On the Botna place, we didn’t have a phone, not one at the Paxton place either.  At the Beh place, three rings and a short on a party line. Seven on that party line, I’m pretty sure.  With a hand over the mouthpiece, one could eavesdrop on conversations of the other six.   Mom listened in, not often but enough to know superficially what went on within a mile.  The wall oak telephone at the Beh place was on the south wall of the kitchen above the old trunk Mom bought at an auction, one that served as a place to store wood; at one time, a lamb, often runt pigs. The operator for all the lines was in Irwin.  The telephone operator’s place was on Main Street in Irwin, right down at the bottom of the hill on the west side, next to a confectionery store or a bar, not sure.  If we were in town during the day, I would sometimes go into her place and watch her insert one cord in one line and flip a switch and ring so that two could talk. I found the contraption amazing.  Not always busy, she was; so in between times, she would swivel around on the oak stool and visit with me. An emergency would wake her up in the middle of the night, so one had to be sure before bothering her.
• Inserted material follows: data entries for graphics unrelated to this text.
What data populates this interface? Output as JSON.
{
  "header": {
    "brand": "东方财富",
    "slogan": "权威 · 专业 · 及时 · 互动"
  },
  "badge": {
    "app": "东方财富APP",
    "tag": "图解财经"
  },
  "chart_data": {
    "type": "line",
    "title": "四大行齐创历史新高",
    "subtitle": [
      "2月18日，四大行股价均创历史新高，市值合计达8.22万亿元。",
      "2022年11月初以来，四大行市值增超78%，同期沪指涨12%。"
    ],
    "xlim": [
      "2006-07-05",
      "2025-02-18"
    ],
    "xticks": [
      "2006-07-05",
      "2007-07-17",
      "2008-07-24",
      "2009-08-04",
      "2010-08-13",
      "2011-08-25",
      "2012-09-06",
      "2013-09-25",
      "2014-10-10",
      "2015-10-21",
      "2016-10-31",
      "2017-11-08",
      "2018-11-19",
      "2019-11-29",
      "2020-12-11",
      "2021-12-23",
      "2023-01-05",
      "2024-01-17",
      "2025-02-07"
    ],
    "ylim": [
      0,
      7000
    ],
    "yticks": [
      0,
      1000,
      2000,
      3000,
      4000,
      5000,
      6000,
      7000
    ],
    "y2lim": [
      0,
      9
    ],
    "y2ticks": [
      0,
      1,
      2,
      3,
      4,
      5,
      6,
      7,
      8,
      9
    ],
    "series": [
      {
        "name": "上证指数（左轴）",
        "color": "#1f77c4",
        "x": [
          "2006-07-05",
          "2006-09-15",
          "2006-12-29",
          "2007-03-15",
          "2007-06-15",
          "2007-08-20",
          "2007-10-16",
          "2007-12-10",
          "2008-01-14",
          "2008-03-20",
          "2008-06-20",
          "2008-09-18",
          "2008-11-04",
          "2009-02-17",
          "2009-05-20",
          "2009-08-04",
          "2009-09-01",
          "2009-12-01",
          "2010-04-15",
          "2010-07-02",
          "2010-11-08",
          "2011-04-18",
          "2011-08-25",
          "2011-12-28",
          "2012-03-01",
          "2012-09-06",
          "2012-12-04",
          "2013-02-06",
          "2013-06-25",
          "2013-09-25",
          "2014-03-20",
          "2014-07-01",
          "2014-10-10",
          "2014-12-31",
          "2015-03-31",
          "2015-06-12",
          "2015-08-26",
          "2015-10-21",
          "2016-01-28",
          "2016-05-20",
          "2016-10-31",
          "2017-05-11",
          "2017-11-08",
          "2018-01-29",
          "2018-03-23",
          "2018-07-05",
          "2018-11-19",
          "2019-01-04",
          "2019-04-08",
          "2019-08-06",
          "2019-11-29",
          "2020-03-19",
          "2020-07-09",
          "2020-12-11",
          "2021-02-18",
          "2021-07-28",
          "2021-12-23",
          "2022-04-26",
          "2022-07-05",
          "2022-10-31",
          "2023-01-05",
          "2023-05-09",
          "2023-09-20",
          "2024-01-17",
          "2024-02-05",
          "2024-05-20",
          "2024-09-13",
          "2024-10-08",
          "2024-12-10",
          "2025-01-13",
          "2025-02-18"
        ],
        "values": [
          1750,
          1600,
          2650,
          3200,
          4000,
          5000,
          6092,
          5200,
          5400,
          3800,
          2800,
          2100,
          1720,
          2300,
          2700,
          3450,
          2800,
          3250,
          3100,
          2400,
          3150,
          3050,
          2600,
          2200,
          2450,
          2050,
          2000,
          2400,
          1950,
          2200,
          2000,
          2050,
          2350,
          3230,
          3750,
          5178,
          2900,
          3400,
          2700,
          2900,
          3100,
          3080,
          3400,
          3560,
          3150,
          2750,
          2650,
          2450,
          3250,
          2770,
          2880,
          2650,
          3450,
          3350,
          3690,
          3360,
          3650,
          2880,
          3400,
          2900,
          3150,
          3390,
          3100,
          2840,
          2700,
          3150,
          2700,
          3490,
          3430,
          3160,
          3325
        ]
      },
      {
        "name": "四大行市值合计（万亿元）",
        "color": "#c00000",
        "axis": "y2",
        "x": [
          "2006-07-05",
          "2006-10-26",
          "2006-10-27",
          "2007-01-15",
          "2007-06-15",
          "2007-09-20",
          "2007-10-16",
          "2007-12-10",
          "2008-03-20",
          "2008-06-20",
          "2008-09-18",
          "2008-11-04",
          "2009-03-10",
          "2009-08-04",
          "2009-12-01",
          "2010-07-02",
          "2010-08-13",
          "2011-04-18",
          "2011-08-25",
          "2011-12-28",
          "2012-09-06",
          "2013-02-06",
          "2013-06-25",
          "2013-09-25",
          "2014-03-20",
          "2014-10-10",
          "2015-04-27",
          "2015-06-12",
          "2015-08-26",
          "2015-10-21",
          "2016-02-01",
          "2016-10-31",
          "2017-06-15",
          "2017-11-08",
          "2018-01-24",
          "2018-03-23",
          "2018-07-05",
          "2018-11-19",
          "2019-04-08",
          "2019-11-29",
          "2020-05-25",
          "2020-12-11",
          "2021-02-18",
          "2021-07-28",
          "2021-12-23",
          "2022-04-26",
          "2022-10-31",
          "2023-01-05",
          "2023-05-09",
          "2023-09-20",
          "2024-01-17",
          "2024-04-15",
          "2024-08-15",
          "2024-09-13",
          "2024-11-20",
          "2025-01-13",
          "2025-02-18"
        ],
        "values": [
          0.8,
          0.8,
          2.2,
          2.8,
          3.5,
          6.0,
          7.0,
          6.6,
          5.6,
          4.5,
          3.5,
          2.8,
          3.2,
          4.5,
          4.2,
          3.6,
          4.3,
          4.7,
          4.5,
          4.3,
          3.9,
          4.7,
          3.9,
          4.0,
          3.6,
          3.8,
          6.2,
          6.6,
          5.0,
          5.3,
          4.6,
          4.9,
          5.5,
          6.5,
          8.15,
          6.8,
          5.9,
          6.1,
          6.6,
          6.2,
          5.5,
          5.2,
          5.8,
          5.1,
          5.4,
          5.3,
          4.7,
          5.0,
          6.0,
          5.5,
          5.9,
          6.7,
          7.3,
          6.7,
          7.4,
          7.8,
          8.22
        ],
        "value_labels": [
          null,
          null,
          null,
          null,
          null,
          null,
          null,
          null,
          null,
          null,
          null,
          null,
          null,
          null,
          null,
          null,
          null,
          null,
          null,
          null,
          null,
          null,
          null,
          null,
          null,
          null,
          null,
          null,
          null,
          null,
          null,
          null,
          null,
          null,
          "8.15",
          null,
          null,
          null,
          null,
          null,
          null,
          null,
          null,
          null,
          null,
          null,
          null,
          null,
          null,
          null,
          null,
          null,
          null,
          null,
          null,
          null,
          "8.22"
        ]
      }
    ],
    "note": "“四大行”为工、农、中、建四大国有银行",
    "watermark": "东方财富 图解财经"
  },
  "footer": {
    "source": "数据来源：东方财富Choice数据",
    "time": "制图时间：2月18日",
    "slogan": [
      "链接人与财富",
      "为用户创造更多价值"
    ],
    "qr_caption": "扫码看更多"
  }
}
Mother could call others on our party line without having to connect with the operator–two shorts, three shorts and a long, whatever. We kids only talked on the phone when given permission. Dad seldom did. Crank the handle once for the operator, or crank it for the code to connect to the Walkers, the Nordbys.  A phone call was rare and often unwelcomed. No news is good news, not like today when the latest emotional tidbits are keystrokes.  No one sat on a chair and jawed the afternoon away, for one had to stand up to talk into the mouthpiece.  One could sit down and listen, for the ear piece was almost always long enough to sit on a chair, but if rubbering –listening in–that seal between the palm and the mouthpiece had to be as tight as a drum. One also had to be careful how one lifted the ear piece off its cradle, for if there was a lull in the conversation at that moment, that tiny little click was audible.  Mom was good at both ends, but she just hated it when one of us slammed the door or started talking before checking what was happening in the kitchen.  Then she would wave as if shooing away flies, and make this god-awful grimace.

Mom didn’t listen often, but the skills  I observed became useful during my listening-in escapades to teenagers’ and ex-husbands’ conversations.

Being without a phone late at night babysitting a little brother while the folks went to town and when that little brother would not stop crying for whatever reason caused me nothing but alarm and panic.  My sister didn’t know what to do either, that is if I asked her.  And it was late, like close to midnight late.  The road that passed by our house, as were most all of the rural roads then, were often nothing more dirt ruts caused by tractors and implements, wagons and horses.  The nearest place that had a phone was the farmstead to the east and south; and I could see from the house that the lights were on.  I couldn’t go down to Grandma’s for that was over a mile away and it was pitch dark outside, a sliver of a moon and that sliver draped by clouds.  We had this old wreck of a thing called a bicycle that once in a while one of us rode around the farmstead but never on the roads–too full of ruts to negotiate.  I pulled it out of the bushes to the west of the house and headed east. Halfway there, the pedal broke off and my foot slipped off, the metal gouging a gash into my left leg right on the shin, a gash long enough that the white scar still throbs today at times.

I don’t remember if I made it to the neighbors or if I turned around and walked the bike back up the hill, but it was hell to pay when the folks returned home. I think I called, for it seemed to me that they were more upset that the neighbors knew they were in town at the tavern than the fact that my leg was cut.  No doctor, no stitches; bandages. Years later, after fishing with my soon-to-be second ex, I stepped off the boat onto the dock too soon and the sharp edge of the boat opened up that scar again.